DirittoArticolo GDPRCosa ottieni
AccessoArt. 15Sapere quali dati sono trattati
RettificaArt. 16Correggere dati inesatti
Cancellazione (oblio)Art. 17Rimuovere i dati
LimitazioneArt. 18Sospendere il trattamento
PortabilitàArt. 20Trasferire i dati altrove
OpposizioneArt. 21Opporsi al trattamento

Costi e Tempi Reali

Riassumiamo la questione pratica: quanto costa e quanto tempo serve?

  • Richiesta a Google: gratuita, tempi 2-8 settimane.
  • Richiesta al titolare del sito: gratuita, tempi 30 giorni per la risposta.
  • Reclamo al Garante: gratuito, tempi 6-12 mesi.
  • Ricorso giudiziale: costi variabili (avvocato + contributo unificato, indicativamente da 800€ a 3.000€+), tempi da 1 a 6 mesi per un ricorso d'urgenza.

FAQ - Domande Frequenti

Posso chiedere il diritto all'oblio per notizie vere?

Sì. Il diritto all'oblio non riguarda la verità della notizia, ma la sua persistente rilevanza. Anche una notizia originariamente vera e legittima può essere rimossa se, con il passare del tempo, non è più di interesse pubblico e continua a causarti danno.

Quanto tempo deve passare per esercitare il diritto all'oblio?

Non esiste un termine fisso, ma la giurisprudenza indica orientativamente 2-5 anni come soglia per considerare una notizia "non più attuale", specialmente per fatti di cronaca. Per procedimenti penali con esito favorevole, il diritto può scattare subito dopo la sentenza definitiva.

Se Google accoglie la richiesta, la notizia sparisce da internet?

No. Google (o altri motori) semplicemente non mostreranno più il link nei risultati di ricerca associati al tuo nome. La pagina originale resta online e potrebbe essere raggiungibile con altre query o link diretti. Per rimuovere completamente il contenuto devi rivolgerti al sito che lo ospita.

Il diritto all'oblio funziona anche sui social network?

Sì. Facebook, Instagram, X, TikTok e LinkedIn hanno tutti procedure dedicate per richieste GDPR. In genere si accede tramite le impostazioni privacy o i moduli dedicati ("Segnala violazione della privacy"). I tempi di risposta sono di solito rapidi (7-30 giorni).
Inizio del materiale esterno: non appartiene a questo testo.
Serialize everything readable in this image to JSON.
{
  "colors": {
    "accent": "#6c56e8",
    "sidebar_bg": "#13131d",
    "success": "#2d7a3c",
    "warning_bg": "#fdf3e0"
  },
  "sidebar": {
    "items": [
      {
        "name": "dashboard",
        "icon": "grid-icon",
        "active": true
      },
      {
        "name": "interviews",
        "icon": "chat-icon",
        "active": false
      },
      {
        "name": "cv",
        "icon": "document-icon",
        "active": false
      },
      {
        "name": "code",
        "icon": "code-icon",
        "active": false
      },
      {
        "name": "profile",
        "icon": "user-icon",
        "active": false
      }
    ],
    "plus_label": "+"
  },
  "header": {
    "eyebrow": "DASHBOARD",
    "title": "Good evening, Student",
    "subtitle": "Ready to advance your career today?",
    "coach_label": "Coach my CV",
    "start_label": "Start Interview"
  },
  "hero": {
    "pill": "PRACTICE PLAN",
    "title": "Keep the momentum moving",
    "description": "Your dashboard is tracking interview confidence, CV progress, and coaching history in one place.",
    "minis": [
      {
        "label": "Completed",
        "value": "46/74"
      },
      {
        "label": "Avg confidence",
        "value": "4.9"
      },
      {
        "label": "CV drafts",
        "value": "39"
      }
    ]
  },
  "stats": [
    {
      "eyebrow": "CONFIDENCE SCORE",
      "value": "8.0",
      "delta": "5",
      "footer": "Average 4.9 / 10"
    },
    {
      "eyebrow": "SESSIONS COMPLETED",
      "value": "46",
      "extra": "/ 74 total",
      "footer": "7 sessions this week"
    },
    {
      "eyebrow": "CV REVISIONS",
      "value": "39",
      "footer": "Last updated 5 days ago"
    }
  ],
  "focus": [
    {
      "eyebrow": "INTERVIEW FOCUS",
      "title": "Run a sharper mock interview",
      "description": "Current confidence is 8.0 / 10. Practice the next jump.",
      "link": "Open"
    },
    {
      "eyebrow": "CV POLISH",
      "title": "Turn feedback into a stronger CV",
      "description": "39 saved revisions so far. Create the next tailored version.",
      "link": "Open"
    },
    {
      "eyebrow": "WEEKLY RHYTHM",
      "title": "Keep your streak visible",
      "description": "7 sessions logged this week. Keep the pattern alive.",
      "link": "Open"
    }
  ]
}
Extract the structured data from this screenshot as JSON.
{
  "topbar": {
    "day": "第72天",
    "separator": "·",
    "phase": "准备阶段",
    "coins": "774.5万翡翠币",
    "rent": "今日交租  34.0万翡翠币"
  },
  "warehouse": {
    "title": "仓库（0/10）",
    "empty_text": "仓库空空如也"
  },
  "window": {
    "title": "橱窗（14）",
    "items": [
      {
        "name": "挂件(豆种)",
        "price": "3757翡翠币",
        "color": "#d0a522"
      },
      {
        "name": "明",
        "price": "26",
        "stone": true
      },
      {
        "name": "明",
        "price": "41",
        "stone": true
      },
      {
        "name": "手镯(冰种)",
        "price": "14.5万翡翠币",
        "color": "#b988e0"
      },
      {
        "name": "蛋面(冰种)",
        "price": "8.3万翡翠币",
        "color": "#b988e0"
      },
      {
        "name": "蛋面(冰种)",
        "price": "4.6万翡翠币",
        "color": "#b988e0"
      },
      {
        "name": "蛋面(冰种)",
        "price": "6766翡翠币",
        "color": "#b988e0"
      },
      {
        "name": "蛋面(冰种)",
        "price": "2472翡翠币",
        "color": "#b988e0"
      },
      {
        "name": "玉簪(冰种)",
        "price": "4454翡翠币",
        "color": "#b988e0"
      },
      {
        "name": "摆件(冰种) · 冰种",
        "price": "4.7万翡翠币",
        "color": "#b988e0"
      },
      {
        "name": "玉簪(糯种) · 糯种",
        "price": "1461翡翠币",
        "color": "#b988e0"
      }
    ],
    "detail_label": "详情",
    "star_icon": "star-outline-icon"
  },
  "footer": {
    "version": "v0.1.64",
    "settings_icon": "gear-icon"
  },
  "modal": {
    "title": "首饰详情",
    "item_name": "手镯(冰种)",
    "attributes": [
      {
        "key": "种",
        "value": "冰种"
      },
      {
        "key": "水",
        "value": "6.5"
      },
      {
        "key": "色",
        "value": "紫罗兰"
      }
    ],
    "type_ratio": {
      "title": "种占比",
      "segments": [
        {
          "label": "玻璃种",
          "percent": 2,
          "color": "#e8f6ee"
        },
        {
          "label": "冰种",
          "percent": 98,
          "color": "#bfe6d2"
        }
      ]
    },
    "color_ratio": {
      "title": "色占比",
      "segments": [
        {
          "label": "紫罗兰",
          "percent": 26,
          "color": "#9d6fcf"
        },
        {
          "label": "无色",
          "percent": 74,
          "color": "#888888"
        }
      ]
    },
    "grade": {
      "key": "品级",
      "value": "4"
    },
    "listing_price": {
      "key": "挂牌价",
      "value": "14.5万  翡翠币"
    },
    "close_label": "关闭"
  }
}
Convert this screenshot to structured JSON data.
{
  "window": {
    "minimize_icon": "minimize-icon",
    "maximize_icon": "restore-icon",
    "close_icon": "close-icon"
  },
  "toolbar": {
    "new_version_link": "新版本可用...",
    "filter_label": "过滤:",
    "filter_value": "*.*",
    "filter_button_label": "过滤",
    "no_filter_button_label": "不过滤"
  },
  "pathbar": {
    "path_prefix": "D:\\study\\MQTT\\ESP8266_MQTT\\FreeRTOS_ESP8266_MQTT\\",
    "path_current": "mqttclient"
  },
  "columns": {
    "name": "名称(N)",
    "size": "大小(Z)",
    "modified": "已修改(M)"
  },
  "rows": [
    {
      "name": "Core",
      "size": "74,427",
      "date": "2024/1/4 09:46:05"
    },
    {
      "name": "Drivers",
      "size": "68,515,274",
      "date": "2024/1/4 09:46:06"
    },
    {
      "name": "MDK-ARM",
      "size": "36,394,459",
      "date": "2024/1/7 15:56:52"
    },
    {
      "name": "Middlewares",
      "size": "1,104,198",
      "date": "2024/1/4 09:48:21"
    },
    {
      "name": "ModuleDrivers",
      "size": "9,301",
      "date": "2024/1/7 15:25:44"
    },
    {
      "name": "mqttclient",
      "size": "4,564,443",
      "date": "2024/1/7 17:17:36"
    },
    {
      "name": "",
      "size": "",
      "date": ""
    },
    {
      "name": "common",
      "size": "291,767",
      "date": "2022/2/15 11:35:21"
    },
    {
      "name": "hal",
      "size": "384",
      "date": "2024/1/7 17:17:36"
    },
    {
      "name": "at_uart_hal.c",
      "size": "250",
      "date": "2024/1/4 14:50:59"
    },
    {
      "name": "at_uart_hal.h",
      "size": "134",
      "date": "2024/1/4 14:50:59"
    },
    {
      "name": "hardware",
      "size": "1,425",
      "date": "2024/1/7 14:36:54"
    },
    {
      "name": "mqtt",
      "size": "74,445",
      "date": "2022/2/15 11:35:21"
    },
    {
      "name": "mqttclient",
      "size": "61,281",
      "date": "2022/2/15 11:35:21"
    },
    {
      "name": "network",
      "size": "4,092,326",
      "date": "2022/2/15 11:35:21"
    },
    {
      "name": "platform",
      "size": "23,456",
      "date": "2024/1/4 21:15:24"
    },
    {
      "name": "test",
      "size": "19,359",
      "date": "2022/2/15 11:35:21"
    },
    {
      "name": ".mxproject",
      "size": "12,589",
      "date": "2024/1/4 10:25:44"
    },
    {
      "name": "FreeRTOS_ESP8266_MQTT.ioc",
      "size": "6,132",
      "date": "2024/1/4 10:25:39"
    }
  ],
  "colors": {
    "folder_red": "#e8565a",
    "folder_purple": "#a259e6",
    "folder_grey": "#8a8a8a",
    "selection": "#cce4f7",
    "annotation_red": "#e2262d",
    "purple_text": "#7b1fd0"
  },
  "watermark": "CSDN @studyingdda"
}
Posso esercitare il diritto all'oblio per conto di un defunto?

Sì, in Italia. Il Codice Privacy italiano (art. 2-terdecies) consente agli eredi o a chi ha un interesse legittimo di esercitare i diritti GDPR per persone decedute, salvo che il defunto abbia espressamente vietato tale esercizio.

Conclusione

Il diritto all'oblio è uno strumento potente per riprendere il controllo sulla tua identità digitale, ma richiede pazienza, metodo e a volte perseveranza. Comincia sempre con la richiesta diretta al titolare o al motore di ricerca: nella maggior parte dei casi è sufficiente. Solo se la richiesta viene ignorata o rifiutata immotivatamente, ricorri al Garante Privacy o al giudice.

Ricorda: la miglior difesa è la prevenzione. Cura la tua impronta digitale, usa strumenti che rispettano la privacy e condividi link in modo consapevole. Il tuo passato online non deve definire il tuo futuro.